Changing DNS with systemd-resolved not working with PPPoE

I am not using a router, but only a DLS/PPPoE setup connection.

contents of /etc/systemd/resolved.conf:

[Resolve]
DNS=9.9.9.9#dns.quad9.net
FallbackDNS=1.1.1.2#security.cloudflare-dns.com
#Domains=
DNSSEC=yes
#DNSOverTLS=yes
#MulticastDNS=yes
#LLMNR=yes
#Cache=yes
#CacheFromLocalhost=no
#DNSStubListener=yes
#DNSStubListenerExtra=
#ReadEtcHosts=yes
#ResolveUnicastSingleLabel=no

Both /etc/resolv.conf and /etc/ppp/resolv.conf are symlinked to /run/systemd/resolve/stub-resolv.conf
I installed systemd-resolvconf and openresolv got uninstalled in the proccess.
I restarted both systemd-resolved.service and NetworkManager.service

I created the /etc/NetworkManager/conf.d/dns.conf with the contents

[main]
dns=systemd-resolved

$resolvectl status:

Global
Protocols: +LLMNR +mDNS -DNSOverTLS DNSSEC=yes/supported
resolv.conf mode: stub
Current DNS Server: 9.9.9.9#dns.quad9.net
DNS Servers: 9.9.9.9#dns.quad9.net
Fallback DNS Servers: 1.1.1.2#security.cloudflare-dns.com

Link 5 (ppp1)
Current Scopes: DNS LLMNR/IPv4 LLMNR/IPv6
Protocols: +DefaultRoute +LLMNR -mDNS -DNSOverTLS DNSSEC=yes/supported
Current DNS Server: 213.154.124.1
DNS Servers: 193.231.252.1 213.154.124.1

If I use 1.1.1.1/help, it does show AS Name: WoodyNet, but if I go on on.quad9.net it says NO, I am not using quad9.

perhaps as easy as this:
… I believe
and that is how that file looks in every example I saw, and mine as well
that this should not be just all on one line
but:

[main]
dns=systemd-resolved

two instead

1 Like

My bad. The file is in two lines, but I copied it wrong.

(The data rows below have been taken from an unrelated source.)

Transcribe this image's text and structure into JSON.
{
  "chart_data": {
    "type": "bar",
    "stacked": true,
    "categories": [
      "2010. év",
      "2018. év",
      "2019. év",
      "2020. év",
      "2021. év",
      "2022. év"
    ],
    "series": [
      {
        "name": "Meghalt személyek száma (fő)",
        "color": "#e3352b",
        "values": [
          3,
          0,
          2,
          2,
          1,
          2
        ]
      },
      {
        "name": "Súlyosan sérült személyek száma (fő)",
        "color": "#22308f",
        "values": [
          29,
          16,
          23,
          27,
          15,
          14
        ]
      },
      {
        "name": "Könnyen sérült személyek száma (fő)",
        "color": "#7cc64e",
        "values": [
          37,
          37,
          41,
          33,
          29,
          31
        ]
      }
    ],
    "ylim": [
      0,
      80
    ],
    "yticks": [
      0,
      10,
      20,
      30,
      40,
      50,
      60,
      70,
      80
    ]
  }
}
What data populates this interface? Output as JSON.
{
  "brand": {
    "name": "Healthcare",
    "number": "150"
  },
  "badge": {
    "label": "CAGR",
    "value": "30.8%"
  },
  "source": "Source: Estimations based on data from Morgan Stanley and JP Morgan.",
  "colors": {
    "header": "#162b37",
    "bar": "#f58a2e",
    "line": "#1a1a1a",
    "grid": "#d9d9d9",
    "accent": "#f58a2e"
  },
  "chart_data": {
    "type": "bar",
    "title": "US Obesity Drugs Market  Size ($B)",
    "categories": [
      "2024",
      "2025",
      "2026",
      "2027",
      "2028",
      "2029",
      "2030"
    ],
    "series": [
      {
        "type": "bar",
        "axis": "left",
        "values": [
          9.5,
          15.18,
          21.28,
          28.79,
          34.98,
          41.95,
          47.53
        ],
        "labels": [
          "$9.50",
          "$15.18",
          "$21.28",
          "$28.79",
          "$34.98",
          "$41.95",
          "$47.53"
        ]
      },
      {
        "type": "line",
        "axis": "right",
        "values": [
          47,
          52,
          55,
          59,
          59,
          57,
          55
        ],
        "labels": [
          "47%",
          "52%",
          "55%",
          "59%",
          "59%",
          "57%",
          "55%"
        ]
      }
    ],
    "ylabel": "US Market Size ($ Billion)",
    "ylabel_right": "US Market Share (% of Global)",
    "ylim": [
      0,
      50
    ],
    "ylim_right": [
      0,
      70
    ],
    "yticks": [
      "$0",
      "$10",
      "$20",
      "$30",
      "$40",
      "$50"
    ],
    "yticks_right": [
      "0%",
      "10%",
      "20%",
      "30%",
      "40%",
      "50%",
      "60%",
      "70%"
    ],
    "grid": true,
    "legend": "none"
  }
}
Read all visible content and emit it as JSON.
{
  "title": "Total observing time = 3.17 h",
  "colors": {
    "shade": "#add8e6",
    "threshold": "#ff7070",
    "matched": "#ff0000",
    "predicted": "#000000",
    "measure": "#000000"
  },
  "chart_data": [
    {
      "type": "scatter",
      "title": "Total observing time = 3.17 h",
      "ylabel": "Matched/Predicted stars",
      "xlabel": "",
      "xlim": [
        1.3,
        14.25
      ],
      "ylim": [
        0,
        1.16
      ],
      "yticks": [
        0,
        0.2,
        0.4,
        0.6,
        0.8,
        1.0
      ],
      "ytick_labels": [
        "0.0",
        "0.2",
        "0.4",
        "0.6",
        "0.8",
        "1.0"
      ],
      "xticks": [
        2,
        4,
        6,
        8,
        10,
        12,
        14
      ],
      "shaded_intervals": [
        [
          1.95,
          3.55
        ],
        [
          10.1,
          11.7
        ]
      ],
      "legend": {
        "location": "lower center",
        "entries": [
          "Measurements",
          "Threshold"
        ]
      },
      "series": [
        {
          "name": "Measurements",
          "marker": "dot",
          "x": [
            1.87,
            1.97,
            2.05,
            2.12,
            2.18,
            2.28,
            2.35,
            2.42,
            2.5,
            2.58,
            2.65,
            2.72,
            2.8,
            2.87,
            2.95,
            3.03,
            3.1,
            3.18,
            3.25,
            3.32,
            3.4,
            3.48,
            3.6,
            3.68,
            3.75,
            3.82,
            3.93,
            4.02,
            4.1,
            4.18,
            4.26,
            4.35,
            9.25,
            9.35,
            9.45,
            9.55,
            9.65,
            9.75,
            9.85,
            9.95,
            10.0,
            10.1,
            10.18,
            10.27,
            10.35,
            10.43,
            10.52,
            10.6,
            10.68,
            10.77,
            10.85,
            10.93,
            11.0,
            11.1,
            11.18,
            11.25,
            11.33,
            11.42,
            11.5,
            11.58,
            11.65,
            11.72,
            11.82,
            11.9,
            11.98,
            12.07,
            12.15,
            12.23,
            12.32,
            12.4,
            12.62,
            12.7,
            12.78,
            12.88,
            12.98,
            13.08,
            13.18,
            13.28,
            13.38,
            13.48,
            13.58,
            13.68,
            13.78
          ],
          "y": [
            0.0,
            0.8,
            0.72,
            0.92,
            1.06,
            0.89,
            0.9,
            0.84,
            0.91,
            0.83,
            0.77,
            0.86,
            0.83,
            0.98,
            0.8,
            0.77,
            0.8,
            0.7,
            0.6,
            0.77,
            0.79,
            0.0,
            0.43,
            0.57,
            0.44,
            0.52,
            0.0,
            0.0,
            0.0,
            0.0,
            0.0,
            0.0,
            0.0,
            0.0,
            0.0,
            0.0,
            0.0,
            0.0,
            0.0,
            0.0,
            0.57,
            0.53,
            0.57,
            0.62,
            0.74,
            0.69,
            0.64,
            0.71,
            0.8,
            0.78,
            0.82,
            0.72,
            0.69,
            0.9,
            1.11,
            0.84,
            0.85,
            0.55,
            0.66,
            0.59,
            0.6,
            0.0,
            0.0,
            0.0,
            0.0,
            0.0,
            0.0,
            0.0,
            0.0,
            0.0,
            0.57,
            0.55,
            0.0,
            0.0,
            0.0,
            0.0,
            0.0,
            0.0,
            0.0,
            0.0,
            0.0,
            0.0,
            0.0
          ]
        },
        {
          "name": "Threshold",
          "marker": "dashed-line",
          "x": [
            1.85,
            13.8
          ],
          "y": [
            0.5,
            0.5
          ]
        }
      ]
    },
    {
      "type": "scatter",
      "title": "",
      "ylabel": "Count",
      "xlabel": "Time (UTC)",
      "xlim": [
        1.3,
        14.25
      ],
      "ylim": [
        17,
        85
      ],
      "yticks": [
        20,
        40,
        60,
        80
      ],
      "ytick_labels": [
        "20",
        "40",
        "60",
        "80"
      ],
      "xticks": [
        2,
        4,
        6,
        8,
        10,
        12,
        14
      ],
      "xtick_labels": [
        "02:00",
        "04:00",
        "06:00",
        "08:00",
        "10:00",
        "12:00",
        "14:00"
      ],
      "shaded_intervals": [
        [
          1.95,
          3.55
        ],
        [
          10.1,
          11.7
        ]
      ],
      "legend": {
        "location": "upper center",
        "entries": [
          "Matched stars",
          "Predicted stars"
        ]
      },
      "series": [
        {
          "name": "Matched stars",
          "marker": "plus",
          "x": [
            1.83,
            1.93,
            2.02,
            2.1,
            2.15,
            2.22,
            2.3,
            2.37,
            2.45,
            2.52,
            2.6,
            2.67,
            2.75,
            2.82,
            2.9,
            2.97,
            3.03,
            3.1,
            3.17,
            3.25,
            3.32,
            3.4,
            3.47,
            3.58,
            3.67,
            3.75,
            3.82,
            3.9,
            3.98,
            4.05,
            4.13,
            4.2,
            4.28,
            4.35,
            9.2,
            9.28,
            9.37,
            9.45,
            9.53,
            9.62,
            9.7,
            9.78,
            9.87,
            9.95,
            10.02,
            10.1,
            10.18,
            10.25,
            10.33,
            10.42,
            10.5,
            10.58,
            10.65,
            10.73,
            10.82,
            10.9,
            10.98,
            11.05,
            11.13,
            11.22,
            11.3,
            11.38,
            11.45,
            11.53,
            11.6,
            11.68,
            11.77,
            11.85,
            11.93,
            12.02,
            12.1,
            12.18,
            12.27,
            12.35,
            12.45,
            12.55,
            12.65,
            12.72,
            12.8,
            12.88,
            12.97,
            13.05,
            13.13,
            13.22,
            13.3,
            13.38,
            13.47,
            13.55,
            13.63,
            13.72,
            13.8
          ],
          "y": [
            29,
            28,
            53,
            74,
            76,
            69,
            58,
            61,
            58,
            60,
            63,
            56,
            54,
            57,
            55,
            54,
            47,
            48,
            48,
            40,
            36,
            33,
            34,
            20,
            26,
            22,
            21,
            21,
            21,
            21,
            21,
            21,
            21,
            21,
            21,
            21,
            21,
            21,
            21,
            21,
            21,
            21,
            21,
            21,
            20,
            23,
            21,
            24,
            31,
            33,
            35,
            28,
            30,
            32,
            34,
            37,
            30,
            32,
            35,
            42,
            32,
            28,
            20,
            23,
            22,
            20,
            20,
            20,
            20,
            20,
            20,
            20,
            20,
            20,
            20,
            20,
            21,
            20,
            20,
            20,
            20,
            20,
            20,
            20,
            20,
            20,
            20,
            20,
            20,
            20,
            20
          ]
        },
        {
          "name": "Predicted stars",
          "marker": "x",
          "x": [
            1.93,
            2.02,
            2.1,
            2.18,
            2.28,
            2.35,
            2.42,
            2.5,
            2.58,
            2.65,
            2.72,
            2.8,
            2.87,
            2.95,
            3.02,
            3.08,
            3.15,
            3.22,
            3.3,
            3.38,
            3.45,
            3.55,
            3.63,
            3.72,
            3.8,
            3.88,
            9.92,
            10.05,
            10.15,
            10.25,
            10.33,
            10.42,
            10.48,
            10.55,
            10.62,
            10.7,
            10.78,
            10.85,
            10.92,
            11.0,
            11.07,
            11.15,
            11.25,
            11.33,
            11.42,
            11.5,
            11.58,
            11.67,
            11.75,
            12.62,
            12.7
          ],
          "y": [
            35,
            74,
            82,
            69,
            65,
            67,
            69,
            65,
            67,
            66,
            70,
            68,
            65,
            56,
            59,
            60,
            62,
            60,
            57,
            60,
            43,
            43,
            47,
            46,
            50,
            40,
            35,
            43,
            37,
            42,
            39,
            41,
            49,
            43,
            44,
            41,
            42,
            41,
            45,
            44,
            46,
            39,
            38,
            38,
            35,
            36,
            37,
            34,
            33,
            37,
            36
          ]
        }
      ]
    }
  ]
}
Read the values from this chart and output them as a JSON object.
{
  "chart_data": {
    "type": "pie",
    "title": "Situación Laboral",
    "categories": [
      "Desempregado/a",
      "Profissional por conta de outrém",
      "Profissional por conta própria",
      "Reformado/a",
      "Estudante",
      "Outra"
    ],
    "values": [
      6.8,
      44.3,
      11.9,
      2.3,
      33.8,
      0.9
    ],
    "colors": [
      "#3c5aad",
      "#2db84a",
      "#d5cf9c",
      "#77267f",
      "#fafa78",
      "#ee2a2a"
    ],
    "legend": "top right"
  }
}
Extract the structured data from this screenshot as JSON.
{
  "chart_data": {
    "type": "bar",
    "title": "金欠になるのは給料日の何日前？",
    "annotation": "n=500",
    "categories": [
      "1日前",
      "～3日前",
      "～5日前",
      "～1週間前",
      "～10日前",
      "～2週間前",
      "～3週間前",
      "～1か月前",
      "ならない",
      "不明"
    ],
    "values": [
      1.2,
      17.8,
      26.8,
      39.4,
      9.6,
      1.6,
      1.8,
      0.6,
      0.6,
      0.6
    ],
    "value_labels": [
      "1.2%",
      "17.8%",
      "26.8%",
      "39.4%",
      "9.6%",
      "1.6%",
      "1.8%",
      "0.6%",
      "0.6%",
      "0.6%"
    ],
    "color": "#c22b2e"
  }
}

When you are using a dhcp assigned IP you will get the DNS assigned as well.

If you want to override the assigned DNS you could override in NetworkManager configuration app.

2 Likes

Ok, so I removed both symlinks from /run/systemd/resolve/stub-resolv.conf and the file /etc/NetworkManager/conf.d/dns.conf

I entered NetworkManager from the KDE panel and edited the connection.
On IPv4 I set DNS Server: 9.9.9.9 and Method: Automatic (Only addresses)

From /etc/systemd/resolved.conf I commented back DNSSEC=yes. It seems that because quad9 already has DNSSEC validation, this option makes it miss behave.
I restarted the computer and now, the contents of /etc/resolv.conf is:

#Generated by NetworkManager
nameserver 9.9.9.9

but /etc/ppp/resolv.conf contents are:

nameserver 193.231.252.1
nameserver 213.154.124.1

and $resolvectl status is:

Global
Protocols: +LLMNR +mDNS +DNSOverTLS DNSSEC=no/unsupported
resolv.conf mode: foreign
Current DNS Server: 9.9.9.9#dns.quad9.net
DNS Servers: 9.9.9.9#dns.quad9.net
Fallback DNS Servers: 1.1.1.2#security.cloudflare-dns.com

Link 3 (ppp0)
Current Scopes: DNS LLMNR/IPv4 LLMNR/IPv6
Protocols: +DefaultRoute +LLMNR -mDNS +DNSOverTLS DNSSEC=no/unsupported
Current DNS Server: 213.154.124.1
DNS Servers: 193.231.252.1 213.154.124.1

When I check on.quad9.net it says YES, I am using it and when I check DNS leak, it does show them.

My question is: now that in resolvectl status it says DNSSEC=no/unsupported, is it still active on the internet since their primary DNS says it has DNSSEC Validation?